Looks like we are basically saying the same thing!
It is entirely plausible that we are both in violent* agreement.
Regarding Hungary, it has been on TCR routes in recent years and there is guidance on routing in the country in the manual so it is clear there is no veto on going there. The reason they haven't routed there is that Romania is not in Schengen - so there would be border controls wherever you went to the south.
As I said before, we saw border controls spring up within Schengen pretty quickly back in March, so I'm not sure that it means much, but that's clearly the reason.
A basic principle of travel is that you are a guest in someone else's country and you have to take it on those terms, and fit in with their values, their dress codes, their laws, etc.
Yes, however the rules and laws in Hungary have changed since it was last on the route of the TCR. Part of being a guest in another's country is not turning up where you're unwanted... I would not do a TCR if it went through Hungary.
The ferries are basically a lot of stress. Especially when they open up other routes, which will likely happen if the race is able to go ahead at all. Partially this is my comfort zone, in that I don't like to have to make complex decisions when riding but it's not entirely that.
Firstly you have to make a call when you make a booking. If you make the booking early, more likely to get the wrong time.

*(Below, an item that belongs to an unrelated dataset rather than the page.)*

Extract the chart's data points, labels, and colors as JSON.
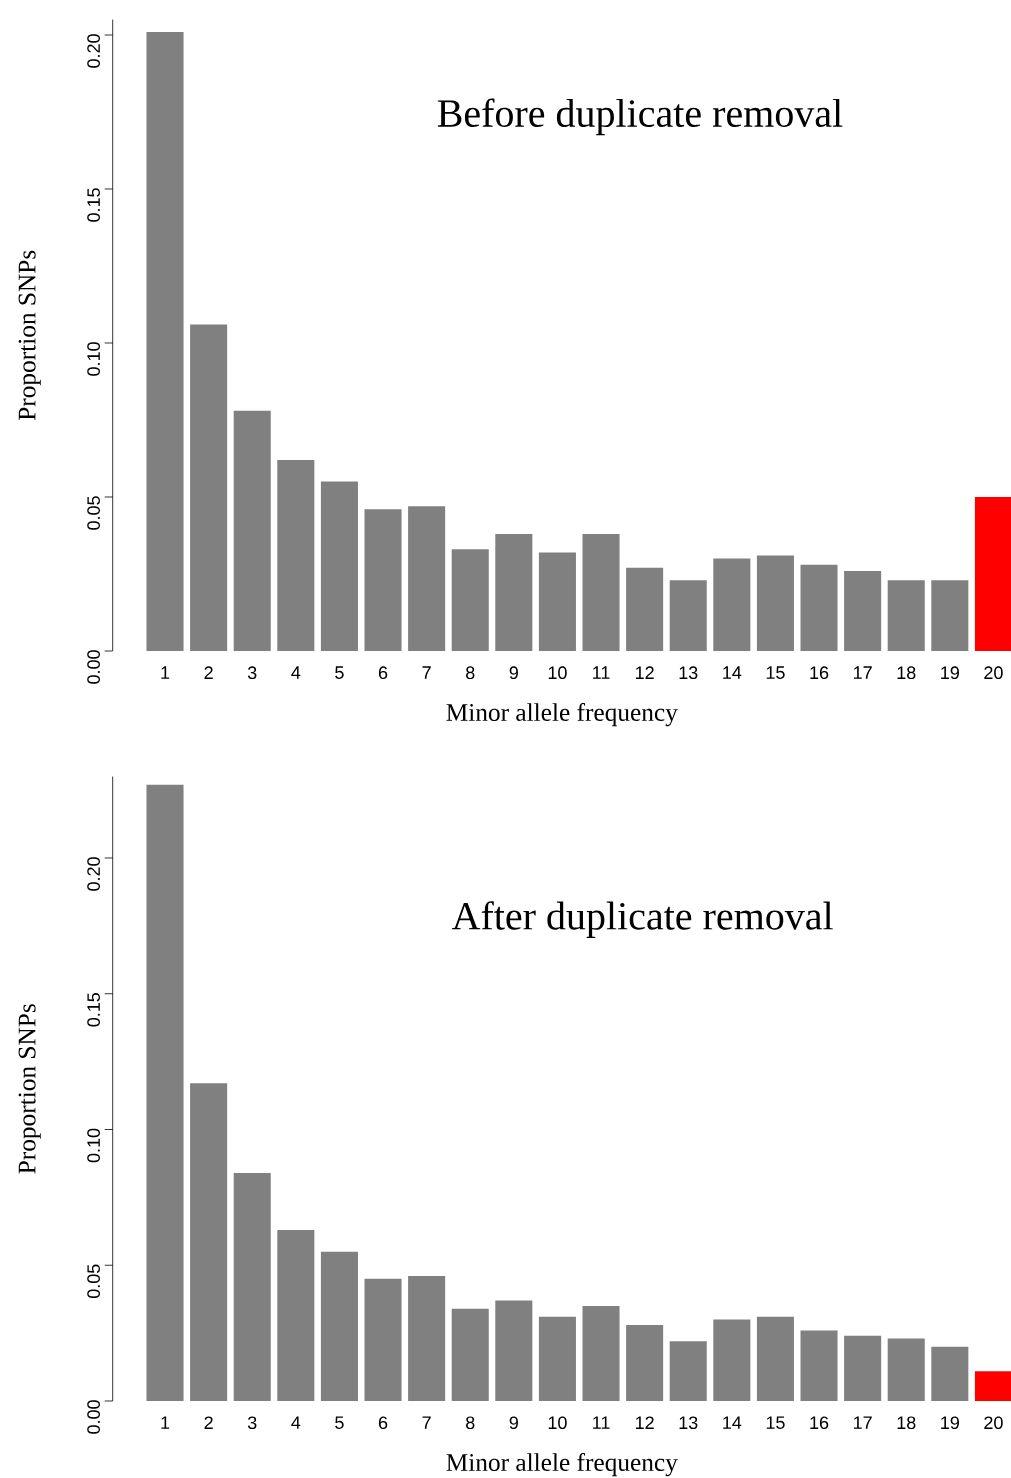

Leave it late and there might not be space.
When you've made it you have a hard deadline which = stress.
How does the check-in process work? How long do you need to allow? More stress.
One approach is to throw money at the problem and make 3 or 4 bookings to be sure of the optimal crossing, but that would be expensive and not open to all riders.
What will actually happen is that a lot of riders will get their partners to do the booking for them. Mostly these are not bad people and will probably otherwise obey the rules, but this kind of complex decision creates circumstances which invite cheating into the race.
Missing a ferry in Bari and riding 6-7 hours to Brindisi is unlikely to be a winning strategy.
Agreed, the ferries are regular, but I wonder how much capacity they run at. I've used them in the past on my way to Krete, but I did so booking in advance. It's going to be an interesting element.
A brief search on greece-ferries.com shows that there are two a day from Bari to Igoumenitsa, but they are only 30 minutes apart in the evening. So missing a ferry would mean upto a 24 hour wait for the next departure. Where as from Brindisi there are two a day, at 1300 and 2100. Obviously this may change nearer the time, it may be the timetables aren't finalised. But if you miss the 2000 from Bari, then getting to Brindisi for 1300 the next day seems distinctly plausible. You'll arrive in Greece about the same time you'd be leaving Bari if you waited...
It could be tho that you get to Bari after say 0500, you're unlikely to make it to Brindisi for the 1300 sailing. So is it worth continuing for the 2100? or get a hotel room for the day, and rest, eat, etc...
A lot of very stiff, but well rested cyclists are going to roll off the ferry in Greece...
I'm not a fan of the big off-road sections.
I think on this we are in agreement.
Again, I accept that it is partly my comfort zone. I appreciate that they are very pretty (especially if you get there in daylight) and they are, in principle, a good test of bike handling skills, but I think there are serious safety issues with them.
They are great for someone who knows what they are doing to ride on a mountain bike, on a sunny day. But there will be lots of people with little off-road experience riding them on the wrong bikes with the wrong tyres, with luggage which impairs bike handling who will be going up regardless of the weather and time of day but with inadequate clothing if the weather turns bad - as it does at 2750m - especially at night. With a high col on road, you can get back down to safety if the weather closes in, but on one of these you are stuck.
FWIW these sections were not part of the race when Mike ran it, other than the Strada dell'Assietta in 2015, which he put in because Ultan Coyle was riding a TT bike. When I did it in 2016 it was possible to ride entirely on tarmac.
The Strada dell'Assietta is classed as gravel, but it's very different from the gravel sections that were in the Balkans on the last two editions. You can take a pro tour pelaton along the white roads. You wouldn't do that on either of the recent Balkan sections. At least one rider in 2018 took his tracker off the bike, walked up the parcours, and then reattached the tracker before continuing, that should never be the preferred option... I do feel that the route should be safe to ride for anyone on a road bike. In that respect CP3 is a little bit outside that. But in the grand scheme of things, it's only 16km, so I'll largely swear at the mountains and hope. But I have some knowledge and experience of being on foot in mountains like these (just not with a laden bike). One thing I will be adding to my pack tho is a compass. The free section near the summit, I will feel more comfortable with a compass, but that's me. I am pretty certain I am going to do the route west to east. I think I want to climb up those switch backs, not try and ride down them. Esp as I'll be on GP5k tyres... That also means that the descent at the other end is on tarmac. I don't know if this will be quicker, but I think it will be safer.
I notice there is an Alpine hut at the western end of the route. There are also two drinking water sources on the parcour, and one at the western end.